Hi Martin,
On Thu, May 23, 2013 at 07:38:33AM +0200, Martin Hundebøll wrote:
Hi Antonio,
On 2013-05-21 21:19, Antonio Quartulli wrote:
On Tue, May 21, 2013 at 12:48:19PM +0200, Martin Hundebøll wrote:
+static struct sk_buff *batadv_frag_create(struct sk_buff *skb,
struct batadv_frag_packet *frag_head,
unsigned int mtu)
+{
- struct sk_buff *skb_fragment;
- unsigned header_size = sizeof(*frag_head);
- unsigned fragment_size = mtu - header_size;
- skb_fragment = dev_alloc_skb(mtu + ETH_HLEN);
- if (!skb_fragment)
goto err;
- /* Eat the last mtu-bytes of the skb */
- skb_reserve(skb_fragment, header_size + ETH_HLEN);
- skb_split(skb, skb_fragment, skb->len - fragment_size);
- /* Add the header */
- skb_push(skb_fragment, header_size);
- memcpy(skb_fragment->data, frag_head, header_size);
here we are copying the data right after the Fragment header. However I am not sure we are accessing aligned memory because:
ETH_HLEN + header_size = 14 + 20 = 34
To speed up the copy, wouldn't it be better to allocate ETH_HLEN + header_size + IP_ALIGN bytes like we do for other packets? (you can use netdev_alloc_skb_ip_align() like we do somewhere else).

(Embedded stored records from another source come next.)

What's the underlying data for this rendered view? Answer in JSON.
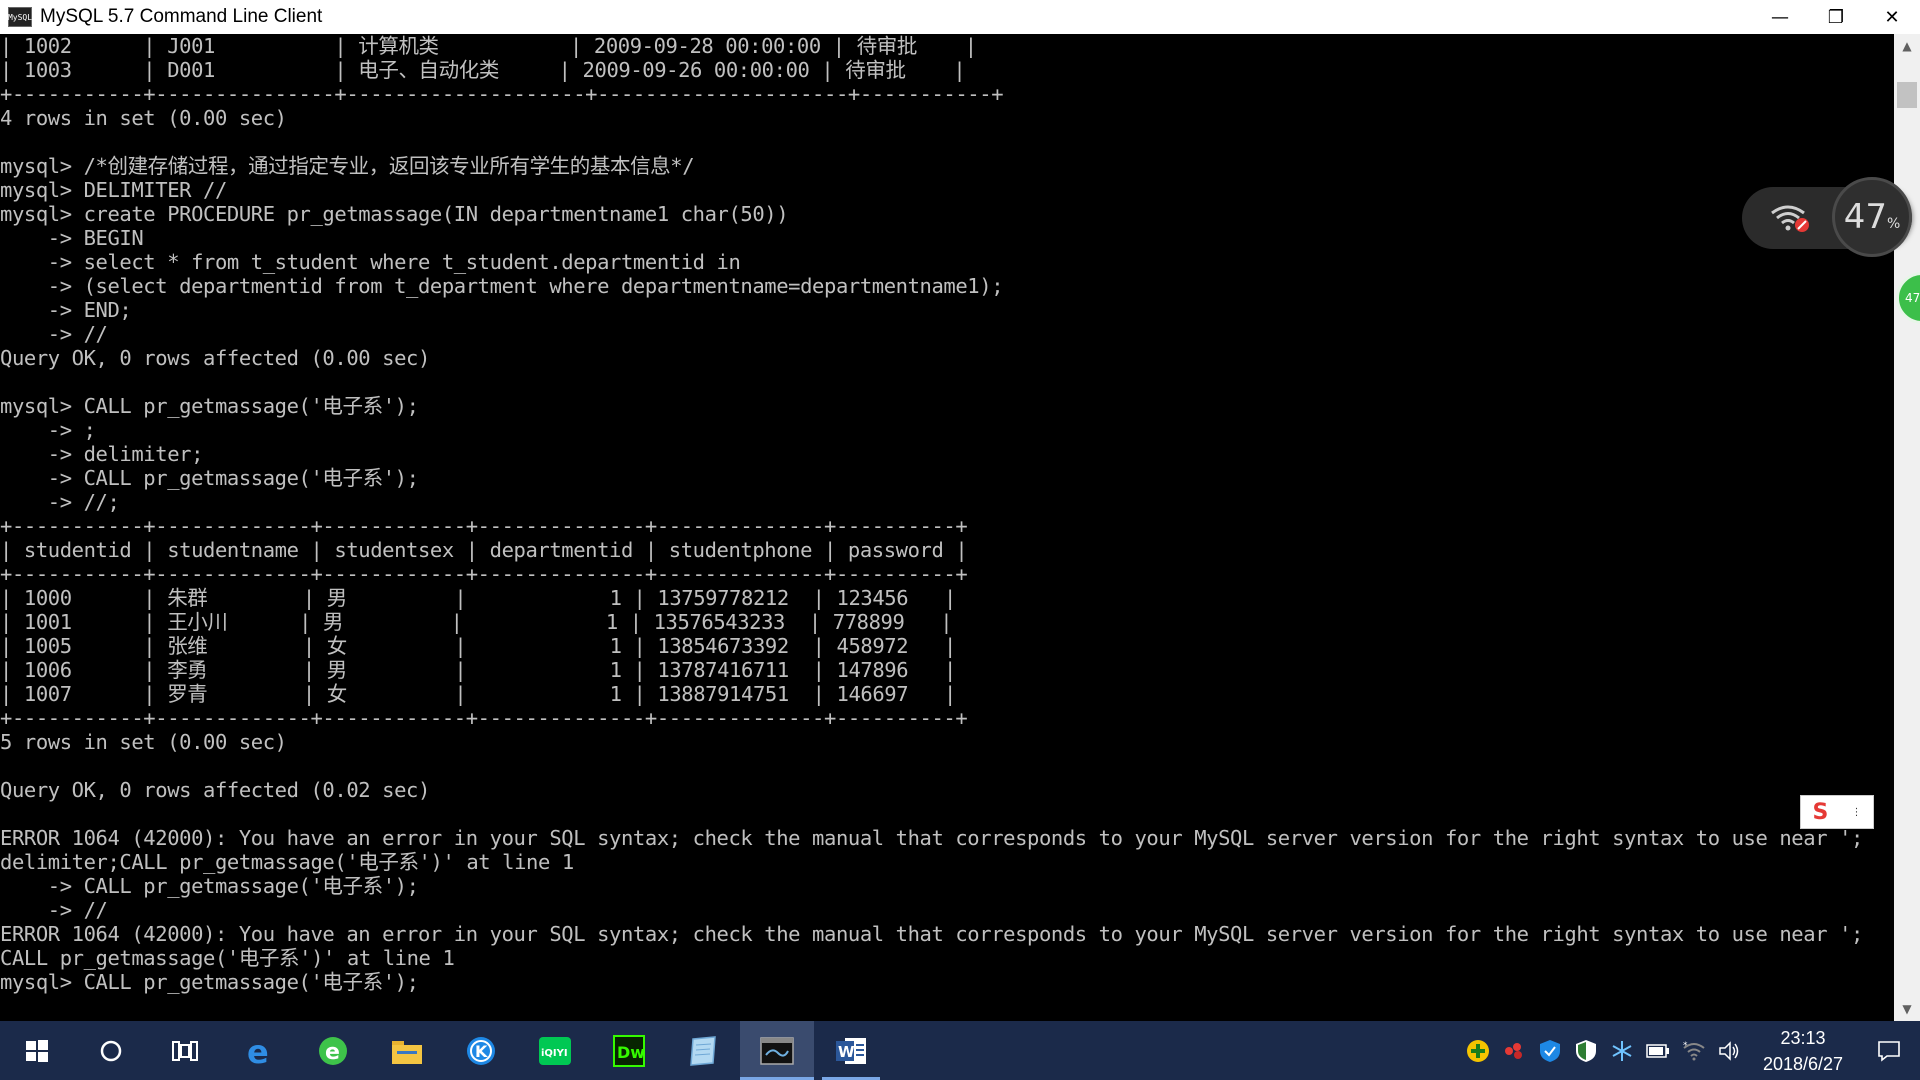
{
  "window": {
    "title": "MySQL 5.7 Command Line Client",
    "app_icon_text": "MySQL",
    "controls": {
      "minimize": "—",
      "maximize": "❐",
      "close": "✕"
    }
  },
  "console": {
    "lines": [
      "| 1002      | J001          | 计算机类           | 2009-09-28 00:00:00 | 待审批    |",
      "| 1003      | D001          | 电子、自动化类     | 2009-09-26 00:00:00 | 待审批    |",
      "+-----------+---------------+--------------------+---------------------+-----------+",
      "4 rows in set (0.00 sec)",
      "",
      "mysql> /*创建存储过程，通过指定专业，返回该专业所有学生的基本信息*/",
      "mysql> DELIMITER //",
      "mysql> create PROCEDURE pr_getmassage(IN departmentname1 char(50))",
      "    -> BEGIN",
      "    -> select * from t_student where t_student.departmentid in",
      "    -> (select departmentid from t_department where departmentname=departmentname1);",
      "    -> END;",
      "    -> //",
      "Query OK, 0 rows affected (0.00 sec)",
      "",
      "mysql> CALL pr_getmassage('电子系');",
      "    -> ;",
      "    -> delimiter;",
      "    -> CALL pr_getmassage('电子系');",
      "    -> //;",
      "+-----------+-------------+------------+--------------+--------------+----------+",
      "| studentid | studentname | studentsex | departmentid | studentphone | password |",
      "+-----------+-------------+------------+--------------+--------------+----------+",
      "| 1000      | 朱群        | 男         |            1 | 13759778212  | 123456   |",
      "| 1001      | 王小川      | 男         |            1 | 13576543233  | 778899   |",
      "| 1005      | 张维        | 女         |            1 | 13854673392  | 458972   |",
      "| 1006      | 李勇        | 男         |            1 | 13787416711  | 147896   |",
      "| 1007      | 罗青        | 女         |            1 | 13887914751  | 146697   |",
      "+-----------+-------------+------------+--------------+--------------+----------+",
      "5 rows in set (0.00 sec)",
      "",
      "Query OK, 0 rows affected (0.02 sec)",
      "",
      "ERROR 1064 (42000): You have an error in your SQL syntax; check the manual that corresponds to your MySQL server version for the right syntax to use near ';",
      "delimiter;CALL pr_getmassage('电子系')' at line 1",
      "    -> CALL pr_getmassage('电子系');",
      "    -> //",
      "ERROR 1064 (42000): You have an error in your SQL syntax; check the manual that corresponds to your MySQL server version for the right syntax to use near ';",
      "CALL pr_getmassage('电子系')' at line 1",
      "mysql> CALL pr_getmassage('电子系');"
    ]
  },
  "scrollbar": {
    "up_arrow": "▲",
    "down_arrow": "▼"
  },
  "net_widget": {
    "percent": "47",
    "percent_sign": "%",
    "badge_text": "47"
  },
  "ime": {
    "logo": "S",
    "menu": "⋮"
  },
  "taskbar": {
    "apps": [
      {
        "name": "start",
        "icon": "windows-logo",
        "active": false,
        "running": false
      },
      {
        "name": "search",
        "icon": "cortana-circle",
        "active": false,
        "running": false
      },
      {
        "name": "task-view",
        "icon": "task-view",
        "active": false,
        "running": false
      },
      {
        "name": "edge",
        "icon": "edge-logo",
        "active": false,
        "running": false
      },
      {
        "name": "browser-360",
        "icon": "browser-360-logo",
        "active": false,
        "running": false
      },
      {
        "name": "file-explorer",
        "icon": "folder",
        "active": false,
        "running": false
      },
      {
        "name": "kugou",
        "icon": "kugou-logo",
        "active": false,
        "running": false
      },
      {
        "name": "iqiyi",
        "icon": "iqiyi-logo",
        "active": false,
        "running": false
      },
      {
        "name": "dreamweaver",
        "icon": "dw-logo",
        "active": false,
        "running": false
      },
      {
        "name": "notepad-app",
        "icon": "notebook",
        "active": false,
        "running": false
      },
      {
        "name": "mysql-client",
        "icon": "mysql-console",
        "active": true,
        "running": true
      },
      {
        "name": "word",
        "icon": "word-logo",
        "active": false,
        "running": true
      }
    ],
    "dw_label": "Dw",
    "iqiyi_label": "iQIYI",
    "kugou_label": "K",
    "word_label": "W",
    "tray": {
      "clock_time": "23:13",
      "clock_date": "2018/6/27"
    }
  },
  "colors": {
    "console_bg": "#000000",
    "console_fg": "#c0c0c0",
    "taskbar_bg": "#1b2a4a",
    "accent": "#7aa7e6"
  }
}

In this way the memcpy will access a 4bytes aligned memory (if I am not wrong).
Can somebody else comment on this?
I did a quick test by adding some printk-debugging after skb_split() and skb_push(): printk("data: %lu\n", (unsigned long)skb->data % 4);
and it seems like the skb->data pointer is aligned to boundaries of 4 in both with and without the use of netdev_alloc_skb_ip_align().

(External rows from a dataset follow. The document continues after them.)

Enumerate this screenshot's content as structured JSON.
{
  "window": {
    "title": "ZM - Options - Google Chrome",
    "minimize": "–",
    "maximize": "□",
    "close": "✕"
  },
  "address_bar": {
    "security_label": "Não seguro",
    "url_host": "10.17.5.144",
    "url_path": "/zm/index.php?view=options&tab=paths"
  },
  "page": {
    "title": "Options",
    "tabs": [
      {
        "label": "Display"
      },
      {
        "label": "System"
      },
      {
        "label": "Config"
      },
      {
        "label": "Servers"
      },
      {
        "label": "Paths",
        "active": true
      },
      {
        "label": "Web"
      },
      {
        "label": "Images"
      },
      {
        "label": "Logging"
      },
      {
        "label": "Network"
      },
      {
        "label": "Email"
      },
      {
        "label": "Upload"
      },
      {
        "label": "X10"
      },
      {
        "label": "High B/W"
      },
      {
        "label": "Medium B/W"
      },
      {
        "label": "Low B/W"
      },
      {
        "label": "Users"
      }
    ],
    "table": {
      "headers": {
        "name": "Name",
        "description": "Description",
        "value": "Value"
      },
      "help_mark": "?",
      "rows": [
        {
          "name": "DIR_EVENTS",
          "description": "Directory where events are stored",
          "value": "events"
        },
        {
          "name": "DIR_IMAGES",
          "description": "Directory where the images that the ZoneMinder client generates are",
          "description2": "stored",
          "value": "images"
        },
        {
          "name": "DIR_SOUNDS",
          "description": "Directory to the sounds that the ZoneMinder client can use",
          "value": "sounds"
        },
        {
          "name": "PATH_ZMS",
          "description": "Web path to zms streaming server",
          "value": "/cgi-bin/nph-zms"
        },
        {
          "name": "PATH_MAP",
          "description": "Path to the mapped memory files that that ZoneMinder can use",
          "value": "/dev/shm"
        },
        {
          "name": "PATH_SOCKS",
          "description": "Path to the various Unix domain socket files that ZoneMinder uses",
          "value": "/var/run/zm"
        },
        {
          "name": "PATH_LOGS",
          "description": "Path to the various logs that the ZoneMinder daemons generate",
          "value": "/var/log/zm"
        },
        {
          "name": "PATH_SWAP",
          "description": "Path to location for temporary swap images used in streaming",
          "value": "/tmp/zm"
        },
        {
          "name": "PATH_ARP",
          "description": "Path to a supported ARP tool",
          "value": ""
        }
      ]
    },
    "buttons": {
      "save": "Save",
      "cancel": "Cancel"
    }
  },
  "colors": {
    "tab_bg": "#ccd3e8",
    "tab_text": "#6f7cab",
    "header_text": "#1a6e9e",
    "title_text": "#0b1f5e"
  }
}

Because in x86 NET_IP_ALIGN is 0 since unaligned memory is correctly handled in hardware using DMA (http://lingrok.org/xref/linux-net-next/arch/x86/include/asm/processor.h#40). I don't know if my explanation is correct, but refer to the link for more details :D
This was done on x86_64 virtual machines. Is there another way this should be tested or maybe on some different architecture?

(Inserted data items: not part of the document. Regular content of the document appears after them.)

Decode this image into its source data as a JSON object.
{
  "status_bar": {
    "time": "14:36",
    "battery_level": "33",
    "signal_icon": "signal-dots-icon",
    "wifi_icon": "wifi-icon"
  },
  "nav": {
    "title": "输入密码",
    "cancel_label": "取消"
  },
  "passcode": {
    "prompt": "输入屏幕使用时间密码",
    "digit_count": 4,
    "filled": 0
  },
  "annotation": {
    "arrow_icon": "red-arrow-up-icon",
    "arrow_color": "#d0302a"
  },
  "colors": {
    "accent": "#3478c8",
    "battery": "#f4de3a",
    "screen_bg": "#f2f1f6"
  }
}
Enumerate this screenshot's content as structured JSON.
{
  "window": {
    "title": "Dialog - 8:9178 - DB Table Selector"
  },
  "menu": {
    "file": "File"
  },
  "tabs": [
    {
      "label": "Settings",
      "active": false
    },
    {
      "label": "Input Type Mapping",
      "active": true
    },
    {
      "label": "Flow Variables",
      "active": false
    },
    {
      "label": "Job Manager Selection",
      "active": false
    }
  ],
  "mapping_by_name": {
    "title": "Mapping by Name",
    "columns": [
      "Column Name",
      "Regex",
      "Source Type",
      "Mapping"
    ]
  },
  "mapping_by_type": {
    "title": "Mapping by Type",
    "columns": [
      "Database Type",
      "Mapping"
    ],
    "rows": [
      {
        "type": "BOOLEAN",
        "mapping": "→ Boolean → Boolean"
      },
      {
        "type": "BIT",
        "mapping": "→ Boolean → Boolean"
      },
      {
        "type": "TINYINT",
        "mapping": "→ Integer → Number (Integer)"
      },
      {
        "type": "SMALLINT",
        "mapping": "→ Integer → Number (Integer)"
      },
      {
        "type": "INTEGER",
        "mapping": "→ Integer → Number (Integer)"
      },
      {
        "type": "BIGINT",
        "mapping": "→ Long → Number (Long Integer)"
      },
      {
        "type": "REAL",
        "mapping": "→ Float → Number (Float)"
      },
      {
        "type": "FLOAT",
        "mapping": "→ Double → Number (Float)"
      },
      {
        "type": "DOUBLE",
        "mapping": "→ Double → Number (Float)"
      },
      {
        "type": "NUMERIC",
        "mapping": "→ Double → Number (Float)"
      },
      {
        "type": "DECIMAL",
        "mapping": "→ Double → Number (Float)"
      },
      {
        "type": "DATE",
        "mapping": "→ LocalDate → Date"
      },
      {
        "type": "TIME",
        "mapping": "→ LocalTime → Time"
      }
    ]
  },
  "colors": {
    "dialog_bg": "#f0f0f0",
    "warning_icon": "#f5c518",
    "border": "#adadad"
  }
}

I guess MIPS would be a good choice (like most of the routers out there). Please, put the printk before and after the push(). Before the push it will give us an idea of how the header is going to be aligned (which is the most important case since memcpy does not care about unaligned memory - it accesses memory byte by byte). You can try to do this tests on the x86 too.
The next revision is pretty much ready, but I will keep it back a bit, until someone clarifies this align stuff :)
Thank you very much for these tests!!